I was never a big fan of Christopher Hitchens’ take on religion. A self-described antitheist, Hitchens took great pleasure in mocking God, religion, and people of faith. While there are many valid critiques of religion out there, Hitchens’ attacks seemed designed to get a rise out of his readers rather than to add any new insight to the debate.
Even though I wasn’t a fan of Hitchens’ views on religion, I’ve become a fan of the man. After he was diagnosed with esophageal cancer in 2010, Hitchens began writing about his life refracted through this new lens. The cancer did not let up, and he died at the end of last year. But his words live on, particularly in a posthumously-published book entitled, Mortality, a collection of his Vanity Fair essays on the challenges of “living dyingly” with cancer.
I didn’t find a soft spot for this man simply because we have a stage IV cancer diagnosis in common. I became a fan of his writing because I think it’s worthwhile to talk about cancer in ways that do more good and less harm.
In his essay entitled “Miss Manners and the Big C,” Hitchens makes clear why more conversations on how to talk about cancer are necessary. He points to the need for better manners by those whose insensitive comments about life with cancer leave their mark.
Interestingly, though, Hitchens’ lament about manners and cancer talk is not just about what those who don’t have cancer should say to those of us who do. What’s most compelling about Hitchens’ call for better manners is that he turns a critical lens on himself.
In his soul-searching reflections on his new life, Hitchens clues us into his no-nonsense approach to talking about his condition. At the same time, he admits to getting upset when others offer no-nonsense responses in return. Hitchens concludes: “Cancer victimhood contains a permanent temptation to be self-centered and even solipsistic.”

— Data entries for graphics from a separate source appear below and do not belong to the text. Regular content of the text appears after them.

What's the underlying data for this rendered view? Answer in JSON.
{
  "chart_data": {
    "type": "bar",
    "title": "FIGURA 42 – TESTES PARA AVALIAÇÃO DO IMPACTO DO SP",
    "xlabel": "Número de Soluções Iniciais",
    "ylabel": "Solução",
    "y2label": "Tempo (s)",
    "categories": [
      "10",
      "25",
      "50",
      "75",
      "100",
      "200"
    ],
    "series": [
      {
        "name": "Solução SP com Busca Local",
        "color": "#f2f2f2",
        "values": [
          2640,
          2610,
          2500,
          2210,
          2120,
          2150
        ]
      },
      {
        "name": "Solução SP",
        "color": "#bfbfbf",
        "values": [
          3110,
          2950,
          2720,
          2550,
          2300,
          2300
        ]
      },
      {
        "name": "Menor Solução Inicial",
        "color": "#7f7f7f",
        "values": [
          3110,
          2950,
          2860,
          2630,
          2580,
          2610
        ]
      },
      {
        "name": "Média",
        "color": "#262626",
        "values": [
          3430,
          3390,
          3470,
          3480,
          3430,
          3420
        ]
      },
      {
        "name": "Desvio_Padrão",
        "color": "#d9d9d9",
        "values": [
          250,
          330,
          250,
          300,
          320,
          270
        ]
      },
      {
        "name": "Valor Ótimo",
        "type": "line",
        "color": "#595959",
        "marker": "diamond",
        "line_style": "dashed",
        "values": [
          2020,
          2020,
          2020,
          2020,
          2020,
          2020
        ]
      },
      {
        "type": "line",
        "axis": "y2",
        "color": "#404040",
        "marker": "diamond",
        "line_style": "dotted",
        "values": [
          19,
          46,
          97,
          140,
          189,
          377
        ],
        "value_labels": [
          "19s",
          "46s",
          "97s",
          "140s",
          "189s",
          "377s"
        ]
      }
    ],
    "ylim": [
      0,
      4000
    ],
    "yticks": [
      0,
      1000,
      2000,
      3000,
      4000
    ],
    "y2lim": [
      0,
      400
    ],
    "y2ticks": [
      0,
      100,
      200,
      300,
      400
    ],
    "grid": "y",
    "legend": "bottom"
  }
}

Portraying those of us with cancer as potentially solipsistic is a risky move, even when it’s done by an honest-to-goodness cancer patient. After all, doesn’t staying alive in the midst of the eye of cancer’s storm require self-centered behavior?

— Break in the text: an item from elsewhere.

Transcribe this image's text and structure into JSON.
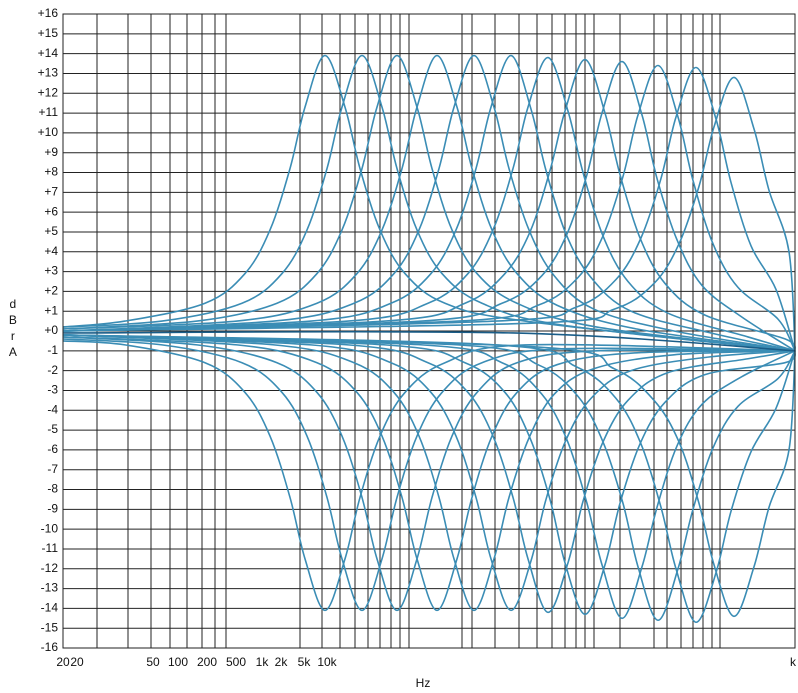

It’s true: living with cancer demands unparalleled focus on the self. But Hitchens was brave enough to claim what is also the truth: that we cancer patients do not get a pass on the temptation to be overly focused on ourselves.
Ironically, the reason I like Hitchens’ self-critical analysis so much is related to the reason I like religion so much, especially when it’s on its best behavior. There’s a striking similarity between Hitchens’ assessment of his own behavior and religious insight into our flawed condition: both acknowledge that being turned in upon ourselves is a condition to which we are all subject.

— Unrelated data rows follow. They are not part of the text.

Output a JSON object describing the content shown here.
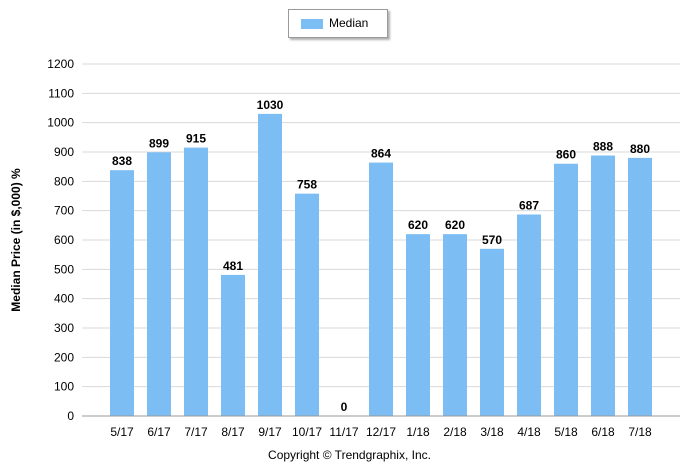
{
  "legend": {
    "label": "Median",
    "color": "#7cbdf3"
  },
  "copyright": "Copyright © Trendgraphix, Inc.",
  "chart_data": {
    "type": "bar",
    "title": "",
    "xlabel": "",
    "ylabel": "Median Price (in $,000) %",
    "ylim": [
      0,
      1200
    ],
    "yticks": [
      0,
      100,
      200,
      300,
      400,
      500,
      600,
      700,
      800,
      900,
      1000,
      1100,
      1200
    ],
    "grid": true,
    "legend_position": "top-center",
    "categories": [
      "5/17",
      "6/17",
      "7/17",
      "8/17",
      "9/17",
      "10/17",
      "11/17",
      "12/17",
      "1/18",
      "2/18",
      "3/18",
      "4/18",
      "5/18",
      "6/18",
      "7/18"
    ],
    "series": [
      {
        "name": "Median",
        "color": "#7cbdf3",
        "values": [
          838,
          899,
          915,
          481,
          1030,
          758,
          0,
          864,
          620,
          620,
          570,
          687,
          860,
          888,
          880
        ]
      }
    ]
  }
}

Toward the end of the essay Hitchens calls for the establishment of groundrules for interaction between residents of “Tumortown” and citizens of “Wellville,” noting that the rules should impose duties on those of us with cancer as well as upon those who say too much or too little about our cancer condition.
Based on my own recent residency in Tumortown, I’ve realized that none of us knows exactly how to have cancer and none of us knows exactly how to talk about it. Hitchens is right: more groundrules will help all of us. Just as importantly, however, I propose we attempt a spirit of grace and forgiveness in conversations between those with cancer and those without, knowing that most of us are still in the midst of trying to get it right.
Even though Christopher Hitchens and I were far apart on the topic of religion, his penchant for talking about the tough stuff in the realm of cancer has helped me think more deeply about manners, grace, and the Big C. Thanks, Hitch, wherever you are now.